The majority (90%) of marketers and agencies agree that it’s difficult to create good creative work without a good brief, a recent report has found. Despite this, the briefing process isn’t getting the attention it deserves: 

  • 6 out of 10 marketers admitted that they are using the creative process of the brief to clarify the strategy.
  • 9 out of 10 marketers admit that their briefs change once an agency is already briefed in. 
  • 83% of agencies said that briefs are unfocused 

And unclear or incomplete briefs are costing marketers. Currently, an estimated 33% of the average marketing budget being wasted on poor briefing and misdirected work. 

Ultimately, bad briefing results in frustration for marketing teams and creatives alike. 

The secret sauce 

Briefing is an invaluable skill, but it takes practice. Some of the most seasoned marketers still shudder at the thought of the idea. Knowing how to arm your creative team with what they need can be tricky.  

To get the best out of your creative partner, start with getting these three core areas right. 

  • Identify your goals 

Every campaign and piece of marketing material has an end goal. Think about what you want to accomplish with the material you are briefing in. What overarching business objectives does it support? How does it fit into your marketing strategy? 

Do you want to attract your audience to a new product? Bring more traffic to the website? If you have mapped out any KPIs that measure the success of the project, include them in your brief. 

  • Name your audience 

Have you ever noticed how your tone changes when you talk to different people? Like when you’re comparing Spotify playlists with your teenage niece to when you’re discussing your three-year marketing strategy with the CEO. 

Knowing your audience is critical to creating content that connects with customers. The more information you can include about them the better. Some things to consider include:

  • Age
  • Gender
  • Background
  • Needs and problems (and how your business solves these) – this the most important
  • Causes and interests

If you have defined personas, make sure to include these in your brief. 

When providing information about the audience, remember we want to get to know them as well as you do. 

  • Scope it out

Scope creep. You can hear the collective grunt of marketers and creatives everywhere, each time those two pesky words are uttered. 

But there’s a relatively simple, albeit time-consuming way to avoid your project blowing out. 

Map. It. Out. 

Think about:

  • Every element / content piece you need to make sure you’ve covered everything – will you need an eDM to promote that article?
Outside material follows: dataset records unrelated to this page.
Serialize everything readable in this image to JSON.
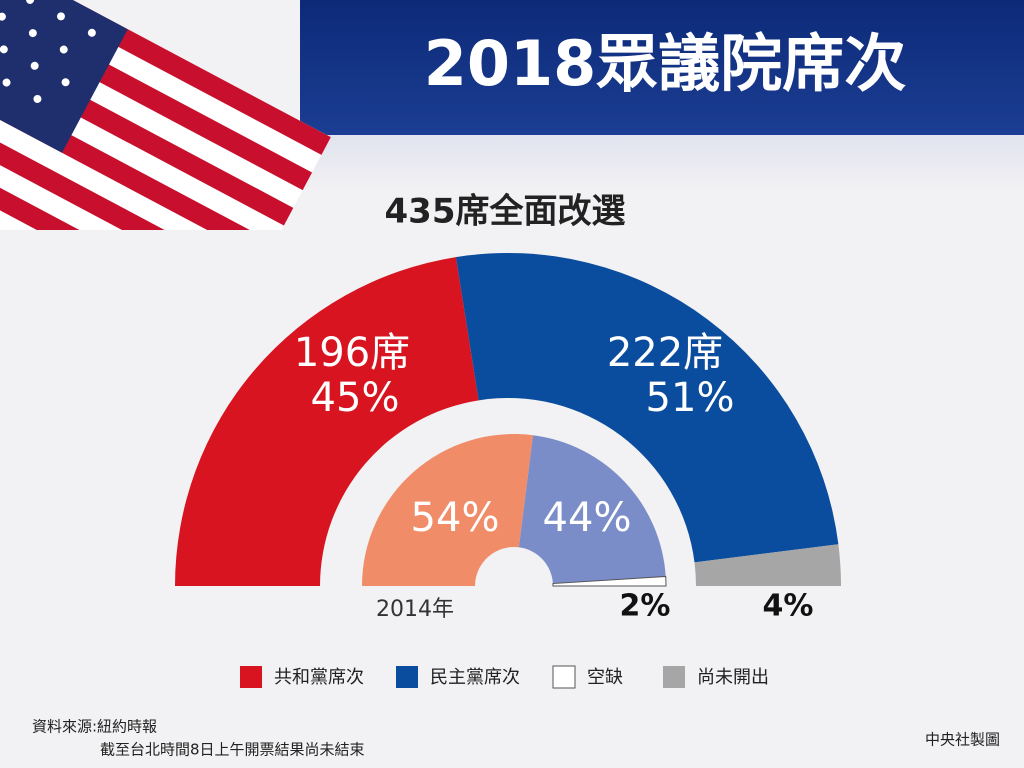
{
  "header": {
    "title": "2018眾議院席次"
  },
  "chart_data": [
    {
      "type": "half-donut",
      "subtitle": "435席全面改選",
      "segments": [
        {
          "name": "共和黨席次",
          "color": "#d7141f",
          "value": 45,
          "value_label": "45%",
          "seats": 196,
          "seats_label": "196席"
        },
        {
          "name": "民主黨席次",
          "color": "#0a4c9e",
          "value": 51,
          "value_label": "51%",
          "seats": 222,
          "seats_label": "222席"
        },
        {
          "name": "尚未開出",
          "color": "#a6a6a6",
          "value": 4,
          "value_label": "4%"
        }
      ]
    },
    {
      "type": "half-donut",
      "year_label": "2014年",
      "segments": [
        {
          "color": "#f08c68",
          "value": 54,
          "value_label": "54%"
        },
        {
          "color": "#7b8dc9",
          "value": 44,
          "value_label": "44%"
        },
        {
          "color": "#ffffff",
          "value": 2,
          "value_label": "2%"
        }
      ]
    }
  ],
  "legend": [
    {
      "name": "共和黨席次",
      "color": "#d7141f"
    },
    {
      "name": "民主黨席次",
      "color": "#0a4c9e"
    },
    {
      "name": "空缺",
      "color": "#ffffff"
    },
    {
      "name": "尚未開出",
      "color": "#a6a6a6"
    }
  ],
  "footer": {
    "source": "資料來源:紐約時報",
    "note": "截至台北時間8日上午開票結果尚未結束",
    "credit": "中央社製圖"
  }
}
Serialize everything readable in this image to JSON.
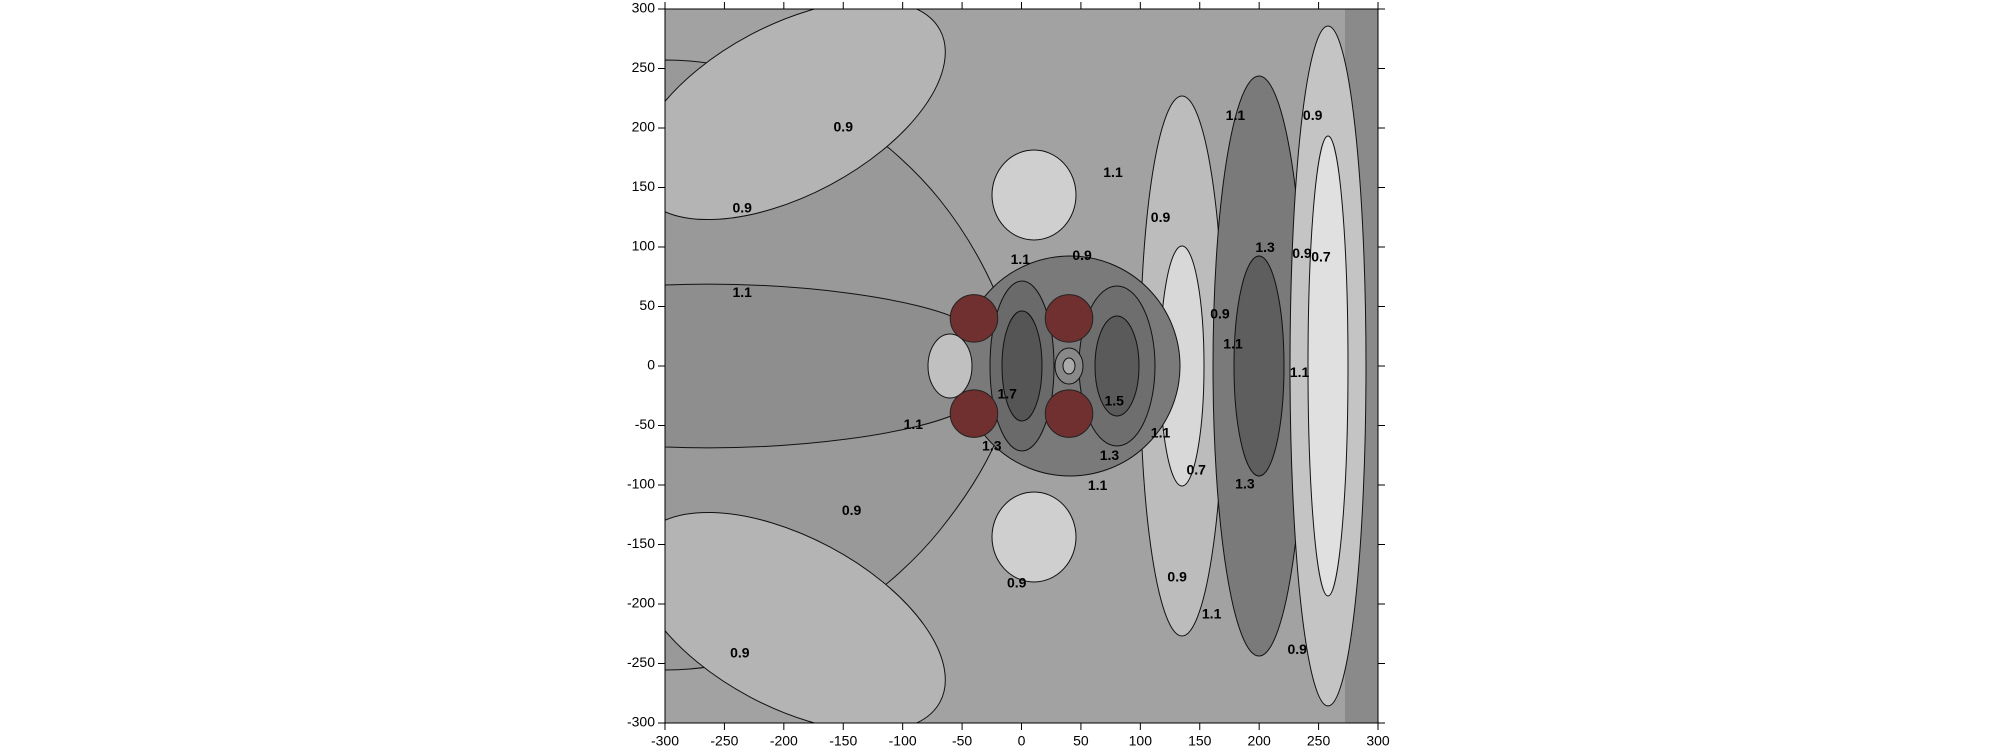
{
  "chart_data": {
    "type": "contour",
    "xlim": [
      -300,
      300
    ],
    "ylim": [
      -300,
      300
    ],
    "xticks": [
      -300,
      -250,
      -200,
      -150,
      -100,
      -50,
      0,
      50,
      100,
      150,
      200,
      250,
      300
    ],
    "yticks": [
      -300,
      -250,
      -200,
      -150,
      -100,
      -50,
      0,
      50,
      100,
      150,
      200,
      250,
      300
    ],
    "contour_labels": {
      "x": [
        -150,
        -235,
        -235,
        -91,
        -143,
        -237,
        -1,
        51,
        77,
        117,
        180,
        245,
        205,
        236,
        252,
        167,
        178,
        234,
        -12,
        78,
        -25,
        74,
        117,
        64,
        147,
        188,
        -4,
        131,
        160,
        232
      ],
      "y": [
        200,
        132,
        61,
        -50,
        -122,
        -242,
        89,
        92,
        162,
        124,
        210,
        210,
        99,
        94,
        91,
        43,
        18,
        -6,
        -24,
        -30,
        -68,
        -76,
        -57,
        -101,
        -88,
        -100,
        -183,
        -178,
        -209,
        -239
      ],
      "values": [
        0.9,
        0.9,
        1.1,
        1.1,
        0.9,
        0.9,
        1.1,
        0.9,
        1.1,
        0.9,
        1.1,
        0.9,
        1.3,
        0.9,
        0.7,
        0.9,
        1.1,
        1.1,
        1.7,
        1.5,
        1.3,
        1.3,
        1.1,
        1.1,
        0.7,
        1.3,
        0.9,
        0.9,
        1.1,
        0.9
      ]
    },
    "scatterers": {
      "x": [
        -40,
        40,
        -40,
        40
      ],
      "y": [
        40,
        40,
        -40,
        -40
      ],
      "radius": 20,
      "color": "#70302f"
    }
  }
}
What about a social media post to push that new promo video?
  • The resources needed to create these elements – will your creatives need to interview subject matter experts? Will you need to provide research and insights?
  • The key messages you need to get across
  • The stakeholders involved
  • Timings
  • Your budget

Once you’ve considered the above, put it all in the brief.

We know that the time it takes to write a good brief is time away from the nine other things you need to do today. Talk to your creative team about getting a reverse brief. Usually they’ll be happy to get the most important details from you over a Zoom or phone call, and develop a reverse brief from that discussion. But do expect to be charged for their time – after all, getting a brief right is challenging work.